Alberda and colleagues [12] published a multicentre observational study examining the relationship between the amount of energy and protein administered during ICU stay and clinical outcomes in critically ill patients, and the extent to which pre-morbid nutritional status influenced this relationship. The type and amount of nutrition received were recorded daily for a maximum of 12 days. Patients were followed prospectively to determine 60-day mortality and ventilator-free days. Data were collected on 2,772 mechanically ventilated patients who received an average of 1,034 kcal/day and 47 g protein/day. An increase of 1,000 cal/day was associated with reduced mortality. The effect of increased calories associated with lower mortality was observed in patients with a body mass index <25 and ≥35 with no benefit for patients with a body mass index of 25 to <35. Similar results were observed when comparing increased protein intake and its effect on mortality. Perhaps this is an intervention ICUs would want to seriously consider.

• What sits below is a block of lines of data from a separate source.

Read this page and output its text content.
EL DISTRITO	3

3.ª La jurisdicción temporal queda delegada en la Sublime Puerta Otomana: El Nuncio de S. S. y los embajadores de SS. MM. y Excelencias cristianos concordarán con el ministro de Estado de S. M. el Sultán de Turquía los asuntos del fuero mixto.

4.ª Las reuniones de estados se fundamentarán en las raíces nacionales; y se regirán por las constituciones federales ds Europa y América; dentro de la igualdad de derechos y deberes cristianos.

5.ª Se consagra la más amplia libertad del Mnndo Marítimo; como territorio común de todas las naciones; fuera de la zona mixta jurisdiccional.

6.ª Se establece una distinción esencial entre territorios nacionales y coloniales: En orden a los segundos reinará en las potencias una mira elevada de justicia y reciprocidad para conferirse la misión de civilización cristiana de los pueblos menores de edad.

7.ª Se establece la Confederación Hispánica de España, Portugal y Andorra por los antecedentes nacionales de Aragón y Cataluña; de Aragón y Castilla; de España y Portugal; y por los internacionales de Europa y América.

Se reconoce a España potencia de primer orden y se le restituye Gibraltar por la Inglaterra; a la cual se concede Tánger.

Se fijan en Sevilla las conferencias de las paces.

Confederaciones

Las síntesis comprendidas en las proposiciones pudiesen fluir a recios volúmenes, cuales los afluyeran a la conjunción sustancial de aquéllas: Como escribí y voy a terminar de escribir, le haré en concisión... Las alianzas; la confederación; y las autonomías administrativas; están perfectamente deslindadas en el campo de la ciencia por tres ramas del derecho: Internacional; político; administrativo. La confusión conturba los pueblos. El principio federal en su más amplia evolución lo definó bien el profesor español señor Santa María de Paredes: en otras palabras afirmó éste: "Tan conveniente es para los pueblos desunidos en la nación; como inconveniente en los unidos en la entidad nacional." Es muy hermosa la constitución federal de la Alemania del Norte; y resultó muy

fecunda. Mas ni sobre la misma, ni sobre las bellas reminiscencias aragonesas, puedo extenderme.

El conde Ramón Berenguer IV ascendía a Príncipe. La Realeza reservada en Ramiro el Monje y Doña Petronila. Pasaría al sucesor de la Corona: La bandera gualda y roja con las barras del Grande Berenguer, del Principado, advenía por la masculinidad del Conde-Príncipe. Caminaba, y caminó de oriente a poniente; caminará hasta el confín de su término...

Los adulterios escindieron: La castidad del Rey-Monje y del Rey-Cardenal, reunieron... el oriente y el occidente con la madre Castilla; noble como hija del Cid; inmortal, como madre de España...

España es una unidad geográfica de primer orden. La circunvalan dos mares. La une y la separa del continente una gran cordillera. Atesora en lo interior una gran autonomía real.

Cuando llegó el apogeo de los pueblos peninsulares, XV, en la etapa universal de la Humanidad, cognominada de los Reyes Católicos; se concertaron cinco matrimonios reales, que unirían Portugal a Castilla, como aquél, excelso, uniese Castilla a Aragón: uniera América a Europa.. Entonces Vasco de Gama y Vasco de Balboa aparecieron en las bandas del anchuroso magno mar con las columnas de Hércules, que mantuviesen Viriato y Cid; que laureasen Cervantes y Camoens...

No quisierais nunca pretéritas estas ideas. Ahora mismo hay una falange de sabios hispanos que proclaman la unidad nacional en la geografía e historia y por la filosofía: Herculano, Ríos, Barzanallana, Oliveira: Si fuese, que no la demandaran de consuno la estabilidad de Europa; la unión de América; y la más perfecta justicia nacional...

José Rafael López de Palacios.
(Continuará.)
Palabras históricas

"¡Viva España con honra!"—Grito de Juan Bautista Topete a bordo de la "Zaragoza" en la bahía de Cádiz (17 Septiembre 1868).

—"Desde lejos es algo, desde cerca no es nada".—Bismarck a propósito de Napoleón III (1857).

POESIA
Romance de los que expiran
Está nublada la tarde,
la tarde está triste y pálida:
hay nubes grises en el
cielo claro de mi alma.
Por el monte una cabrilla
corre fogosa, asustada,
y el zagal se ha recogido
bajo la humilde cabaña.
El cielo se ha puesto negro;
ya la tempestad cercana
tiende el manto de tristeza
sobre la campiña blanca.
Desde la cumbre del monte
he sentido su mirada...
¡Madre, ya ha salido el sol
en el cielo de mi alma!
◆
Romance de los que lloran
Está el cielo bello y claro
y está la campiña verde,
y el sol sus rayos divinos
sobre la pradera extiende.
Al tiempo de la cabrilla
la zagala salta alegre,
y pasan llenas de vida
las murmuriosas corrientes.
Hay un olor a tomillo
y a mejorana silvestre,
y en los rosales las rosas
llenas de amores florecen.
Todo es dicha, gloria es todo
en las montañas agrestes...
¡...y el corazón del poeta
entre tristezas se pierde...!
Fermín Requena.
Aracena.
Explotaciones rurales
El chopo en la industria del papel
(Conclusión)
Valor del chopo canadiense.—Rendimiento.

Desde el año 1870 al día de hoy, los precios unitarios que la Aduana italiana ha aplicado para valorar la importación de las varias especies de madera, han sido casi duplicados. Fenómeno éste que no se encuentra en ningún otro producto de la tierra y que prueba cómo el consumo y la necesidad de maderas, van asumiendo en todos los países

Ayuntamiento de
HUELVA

Acute kidney injury (AKI) has been the subject of NCEPOD (National Confidential Enquiry into Patient Outcome and Death) interest recently and data into provision of care and outcomes have been published [13]. French investigators Floccard and colleagues [14] have looked into 6-month outcomes from AKI requiring renal replacement therapy (RRT) in the ICU. AKI was defined by the RIFLE score. Quality of life was assessed using the Short Form Health Survey (SF-36) questionnaire. The results indicated that patients who received RRT for AKI had a high mortality rate 6 months after RRT finished. Survivors (38%) at follow-up had a lower level of quality of life compared to a reference population, and their physical health was more affected than their mental health. Most of the patients were independent in daily activities and returned home. Twelve percent of survivors were still receiving RRT at follow-up.

Acute necrotising pancreatitis is a serious condition with a high mortality rate [15]. A recent prospective study [16] assessed quality of life outcomes in 31 patients. Survivors (68%) were assessed at 3, 6 and 12 months following hospital discharge by an investigator blinded to their previous treatment. Health related quality of life was assessed by the Short Form Health Survey (SF-36) questionnaire and functional outcome by the six-minute walk test. They concluded that, in the first year after the insult, patients showed improvement in their physical components of quality of life and in their physical function, but their outcome at 12 months was still poor compared to the general population. This patient group in particular may benefit from a structured rehabilitation programme continuing after hospital discharge.

Abbreviations

AKI: acute kidney injury; COPD: chronic obstructive pulmonary disease; NAC: N-acetylcysteine; RRT: renal replacement therapy.

Competing interests

The authors declare that they have no competing interests.